The vigil was held just feet away from the apartment complex where Huayi Bian, 36, and Weizhong Xiong, 38, were fatally shot early Sunday morning in a robbery attempt.
According to the Chicago Sun-Times, vigil attendees lit hundreds of candles and brought flowers and signs reading, “We demand justice,” “Asian lives matter” and “All lives matter.”
Close friends of Bian and Xiong spoke in Chinese to express their grief and frustration with crime in the Chinatown neighborhood. According to CBS Chicago, community members that did not know the men also joined in calls for justice and punishment throughout the night, using both song and spoken word.
Chicago Alderman Byron Sigcho-Lopez was present at the vigil. CBS Chicago reports that he took part in a “short but heated discussion” with community members and promised to work with the mayor and police to figure out how to increase safety in the community.

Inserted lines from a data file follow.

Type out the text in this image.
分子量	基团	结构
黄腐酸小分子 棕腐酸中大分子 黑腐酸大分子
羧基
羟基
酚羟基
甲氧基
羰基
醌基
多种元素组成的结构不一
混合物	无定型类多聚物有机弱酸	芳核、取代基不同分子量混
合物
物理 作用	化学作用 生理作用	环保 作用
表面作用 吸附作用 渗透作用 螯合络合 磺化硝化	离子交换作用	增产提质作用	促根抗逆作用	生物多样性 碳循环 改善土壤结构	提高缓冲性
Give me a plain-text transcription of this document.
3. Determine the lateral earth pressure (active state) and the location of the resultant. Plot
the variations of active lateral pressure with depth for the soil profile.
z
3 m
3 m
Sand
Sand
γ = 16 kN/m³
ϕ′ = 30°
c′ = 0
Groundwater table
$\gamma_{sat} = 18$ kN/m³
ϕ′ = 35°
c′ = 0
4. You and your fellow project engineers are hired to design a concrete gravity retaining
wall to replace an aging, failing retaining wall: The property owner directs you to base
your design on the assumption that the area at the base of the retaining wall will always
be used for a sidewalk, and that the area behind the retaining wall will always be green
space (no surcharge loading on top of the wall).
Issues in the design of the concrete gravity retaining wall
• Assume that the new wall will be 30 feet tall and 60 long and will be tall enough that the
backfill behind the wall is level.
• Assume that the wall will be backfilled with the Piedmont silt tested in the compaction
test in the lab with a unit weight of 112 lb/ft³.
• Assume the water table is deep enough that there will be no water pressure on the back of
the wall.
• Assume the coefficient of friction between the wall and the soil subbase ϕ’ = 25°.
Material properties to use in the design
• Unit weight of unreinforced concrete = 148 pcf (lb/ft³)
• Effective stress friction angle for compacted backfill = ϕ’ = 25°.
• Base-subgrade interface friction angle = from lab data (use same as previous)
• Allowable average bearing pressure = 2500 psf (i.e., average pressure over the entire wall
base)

According to NBC Chicago, police said they followed bloody footprints from the crime scene to Chinatown Square, where they found Alvin Thomas with a gun that matched shell casings used in the fatal double shooting .
Dozens of the victim’s families and friends gathered earlier in the week to face Thomas at a court hearing on Tuesday, NBC Chicago reports.
“These guys hadn’t been back to China in 8 years, 9 years to see their family,” Terry Wilson, a friend of the victims, told reporters at the hearing. “And now they can never go see their family.”
Wilson added to WGN TV that Xiong’s family in China, including a 12-year-old son, mother and handicapped father, relied on money he sent to them.
According to CBS Chicago, community members are rallying to raise money to send both bodies back to the families of the victims. Both Bian and Xiong are from Shenyang, China.
Meanwhile, authorities say that Thomas violated probation from past robberies at the time of the shooting. But WGN TV reports that his mother told reporters after Tuesday’s hearing that she doesn’t believe her son is a killer.
Thomas faces two counts of first-degree murder and is set to appear in court again on February 24.